/scott-adams-games

A pure Perl Scott Adams game driver.

Primary LanguagePerl

NAME

Scott Adams game driver written in Perl

VERSION

0.01

SYNOPSIS

perl bin/scott.pl <adventure database>
perl bin/scott.pl games/the_count.dat

DESCRIPTION

This is ALPHA code. It probably has bugs, but seems to work pretty well so far. Once save game and load game commands work, this should be in BETA and work on cleaning up the internals can begin.

This is a pure Perl driver for the old Scott Adams games. The save game and load game functions are not yet implemented. Patches very welcome (and it should be an easy task).

If you play it with the mini-adventure in the test suite, you'll see a starting screen similar to this:

Version 4.16 of Adventure

You are in a forest

Obvious exits:
North, South, East, West

You can also see:
  - Trees

A voice BOOOOMS out:
Welcome to Adventure number: 1 `ADVENTURELAND`.
In this adventure you have to find *TREASURES* and store them away.

To see how well you're doing say: `SCORE`
Remember you can always say `HELP`

Tell me what to do ?

The commands are something you guess at, are limited to two words and for most games, only the first three letters of each word matters.

Tell me what to do ? climb tree
You are in a top of an oak.
To the East I see a meadow, beyond that a lake.

Obvious exits:
Down

Scott Adams has graciously agreed to allow me to bundle his games with this distribution and they are included in the games directory. Please see the Scott Adams official Web site for more information about copyright and to read more about his history and the history of these fun games.

You can run a game with the following:

perl bin/scott.pl games/pirate_adventure.dat

As of this writing, there appear to be a few bugs and I don't have the 'save' or 'load' functionality written.

THE CODE

You probably don't want to read the code. It's mostly a straight port of the code in src/ScottCurses.c (though I skipped the curses interface). As a result, you'll see some very, very ugly code. There's a minimal test suite in the t/ directory and hopefully as that expands, I'll be able to refactor this cleanly.
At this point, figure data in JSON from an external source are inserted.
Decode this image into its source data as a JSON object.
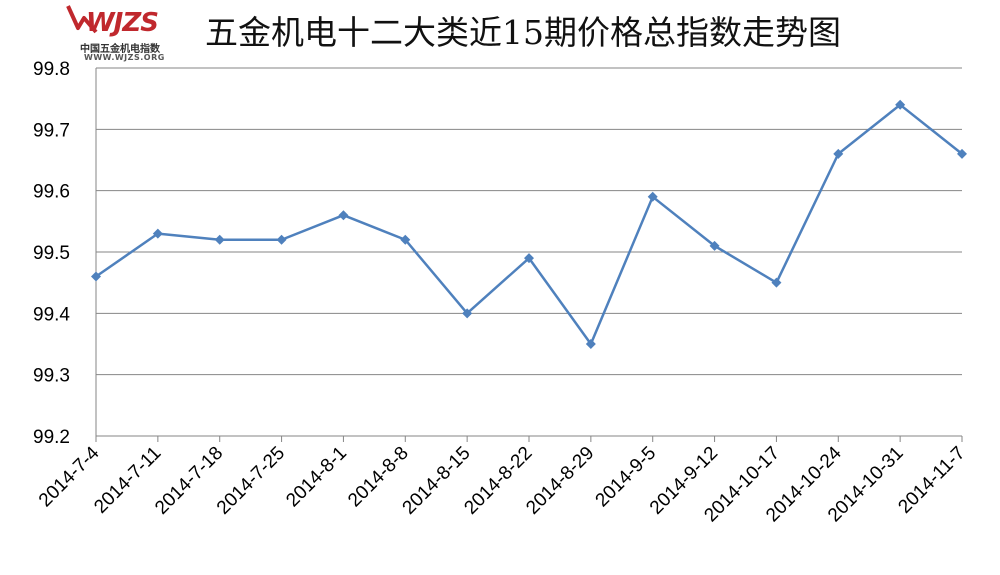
{
  "logo": {
    "mark": "WJZS",
    "cn": "中国五金机电指数",
    "url": "WWW.WJZS.ORG",
    "colors": {
      "mark": "#c0282d",
      "arrow": "#c0282d"
    }
  },
  "chart_data": {
    "type": "line",
    "title": "五金机电十二大类近15期价格总指数走势图",
    "categories": [
      "2014-7-4",
      "2014-7-11",
      "2014-7-18",
      "2014-7-25",
      "2014-8-1",
      "2014-8-8",
      "2014-8-15",
      "2014-8-22",
      "2014-8-29",
      "2014-9-5",
      "2014-9-12",
      "2014-10-17",
      "2014-10-24",
      "2014-10-31",
      "2014-11-7"
    ],
    "series": [
      {
        "values": [
          99.46,
          99.53,
          99.52,
          99.52,
          99.56,
          99.52,
          99.4,
          99.49,
          99.35,
          99.59,
          99.51,
          99.45,
          99.66,
          99.74,
          99.66
        ]
      }
    ],
    "ylim": [
      99.2,
      99.8
    ],
    "yticks": [
      "99.2",
      "99.3",
      "99.4",
      "99.5",
      "99.6",
      "99.7",
      "99.8"
    ],
    "grid": true,
    "colors": {
      "line": "#4f81bd",
      "marker": "#4f81bd",
      "grid": "#868686"
    }
  }
}
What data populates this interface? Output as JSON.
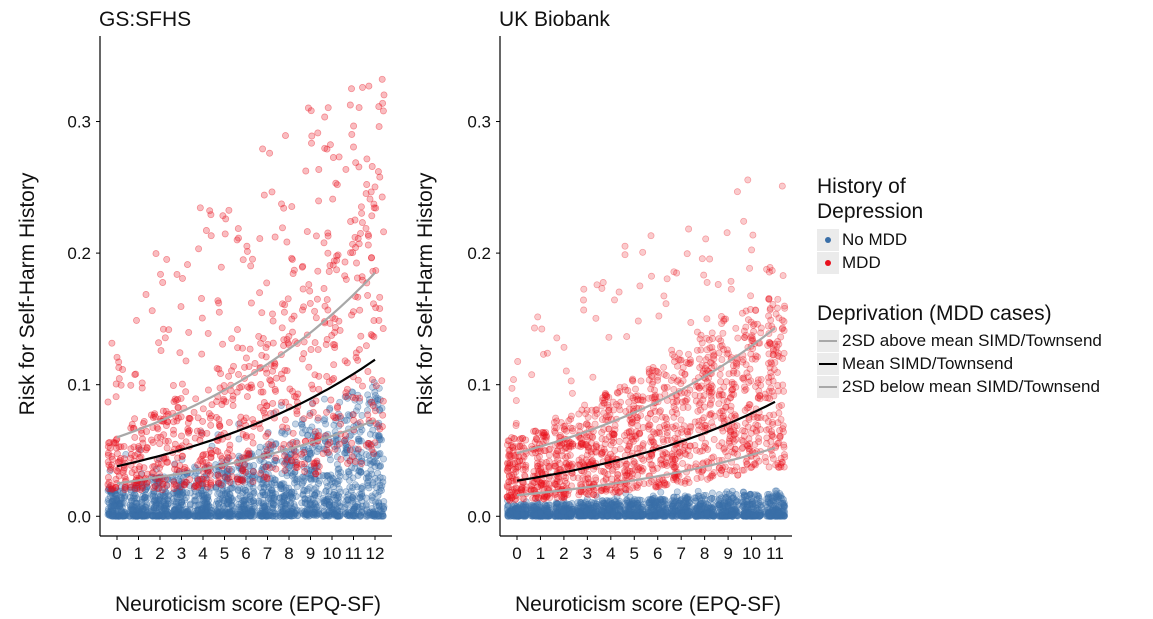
{
  "chart_data": [
    {
      "type": "scatter",
      "title": "GS:SFHS",
      "xlabel": "Neuroticism score (EPQ-SF)",
      "ylabel": "Risk for Self-Harm History",
      "x_categories": [
        "0",
        "1",
        "2",
        "3",
        "4",
        "5",
        "6",
        "7",
        "8",
        "9",
        "10",
        "11",
        "12"
      ],
      "yticks": [
        "0.0",
        "0.1",
        "0.2",
        "0.3"
      ],
      "ylim": [
        -0.015,
        0.365
      ],
      "point_series": [
        {
          "name": "No MDD",
          "color": "#3a6fa8",
          "typical_min": [
            0.0,
            0.0,
            0.0,
            0.0,
            0.0,
            0.0,
            0.0,
            0.0,
            0.0,
            0.0,
            0.0,
            0.0,
            0.0
          ],
          "typical_max": [
            0.022,
            0.026,
            0.03,
            0.034,
            0.038,
            0.043,
            0.05,
            0.058,
            0.066,
            0.076,
            0.085,
            0.095,
            0.105
          ],
          "outlier_max": 0.09
        },
        {
          "name": "MDD",
          "color": "#e8101c",
          "typical_min": [
            0.02,
            0.02,
            0.02,
            0.021,
            0.022,
            0.024,
            0.026,
            0.028,
            0.03,
            0.032,
            0.035,
            0.038,
            0.042
          ],
          "typical_max": [
            0.06,
            0.07,
            0.08,
            0.09,
            0.1,
            0.115,
            0.13,
            0.15,
            0.17,
            0.2,
            0.22,
            0.24,
            0.26
          ],
          "outlier_max": 0.334
        }
      ],
      "curves": [
        {
          "name": "2SD above mean SIMD/Townsend",
          "color": "#a8a8a8",
          "y0": 0.06,
          "y_end": 0.185
        },
        {
          "name": "Mean SIMD/Townsend",
          "color": "#000000",
          "y0": 0.038,
          "y_end": 0.119
        },
        {
          "name": "2SD below mean SIMD/Townsend",
          "color": "#a8a8a8",
          "y0": 0.025,
          "y_end": 0.073
        }
      ]
    },
    {
      "type": "scatter",
      "title": "UK Biobank",
      "xlabel": "Neuroticism score (EPQ-SF)",
      "ylabel": "Risk for Self-Harm History",
      "x_categories": [
        "0",
        "1",
        "2",
        "3",
        "4",
        "5",
        "6",
        "7",
        "8",
        "9",
        "10",
        "11"
      ],
      "yticks": [
        "0.0",
        "0.1",
        "0.2",
        "0.3"
      ],
      "ylim": [
        -0.015,
        0.365
      ],
      "point_series": [
        {
          "name": "No MDD",
          "color": "#3a6fa8",
          "typical_min": [
            0.0,
            0.0,
            0.0,
            0.0,
            0.0,
            0.0,
            0.0,
            0.0,
            0.0,
            0.0,
            0.0,
            0.0
          ],
          "typical_max": [
            0.009,
            0.009,
            0.01,
            0.011,
            0.012,
            0.013,
            0.014,
            0.015,
            0.016,
            0.017,
            0.018,
            0.019
          ],
          "outlier_max": 0.02
        },
        {
          "name": "MDD",
          "color": "#e8101c",
          "typical_min": [
            0.012,
            0.013,
            0.014,
            0.016,
            0.018,
            0.02,
            0.022,
            0.025,
            0.028,
            0.031,
            0.034,
            0.037
          ],
          "typical_max": [
            0.06,
            0.065,
            0.075,
            0.085,
            0.095,
            0.105,
            0.115,
            0.125,
            0.14,
            0.15,
            0.16,
            0.17
          ],
          "outlier_max": 0.266
        }
      ],
      "curves": [
        {
          "name": "2SD above mean SIMD/Townsend",
          "color": "#a8a8a8",
          "y0": 0.048,
          "y_end": 0.143
        },
        {
          "name": "Mean SIMD/Townsend",
          "color": "#000000",
          "y0": 0.027,
          "y_end": 0.087
        },
        {
          "name": "2SD below mean SIMD/Townsend",
          "color": "#a8a8a8",
          "y0": 0.016,
          "y_end": 0.052
        }
      ]
    }
  ],
  "legend": {
    "depression_title_line1": "History of",
    "depression_title_line2": "Depression",
    "depression_items": [
      {
        "label": "No MDD",
        "color": "#3a6fa8"
      },
      {
        "label": "MDD",
        "color": "#e8101c"
      }
    ],
    "deprivation_title": "Deprivation (MDD cases)",
    "deprivation_items": [
      {
        "label": "2SD above mean SIMD/Townsend",
        "color": "#a8a8a8"
      },
      {
        "label": "Mean SIMD/Townsend",
        "color": "#000000"
      },
      {
        "label": "2SD below mean SIMD/Townsend",
        "color": "#a8a8a8"
      }
    ]
  }
}
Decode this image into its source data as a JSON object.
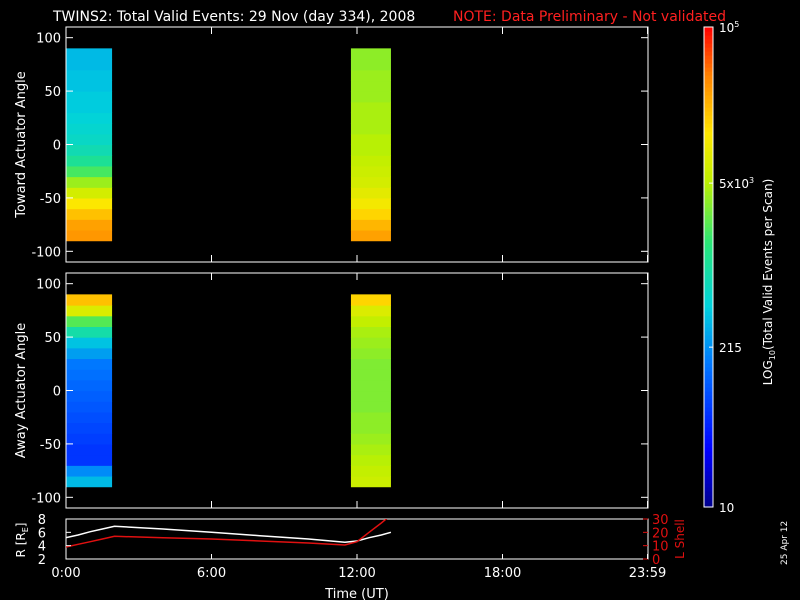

Or better yet, I'll be able to accept your pull request to refactor this cleanly.

If you want to hack, you should read the Definition file to understand how the game databases are designed, and src/ScottCurses.c is the (working) C source code.

If you really want to play the games and not wait for the Perl implementation to be finished, you can run make and then you'll find bin/ScottCurses:

bin/ScottCurses games/pirate_adventure.dat

For hacking, it's great to be able to run both games side-by-side with the -a (action) switch to compare divergences in behavior:

bin/ScottCurses -a games/mini-adventure.dat 2>c_trace.txt
bin/scott.pl    -a games/mini-adventure.dat 2>perl_trace.txt
vimdiff c_trace.txt perl_trace.txt

When you do this, enter the exact same series of commands for each and ctrl-c to exit when you've gotten to the point where behavior diverges (don't hit q to exit in the Perl code or you'll get a spurious trace difference).

That usually shows where the code paths diverge.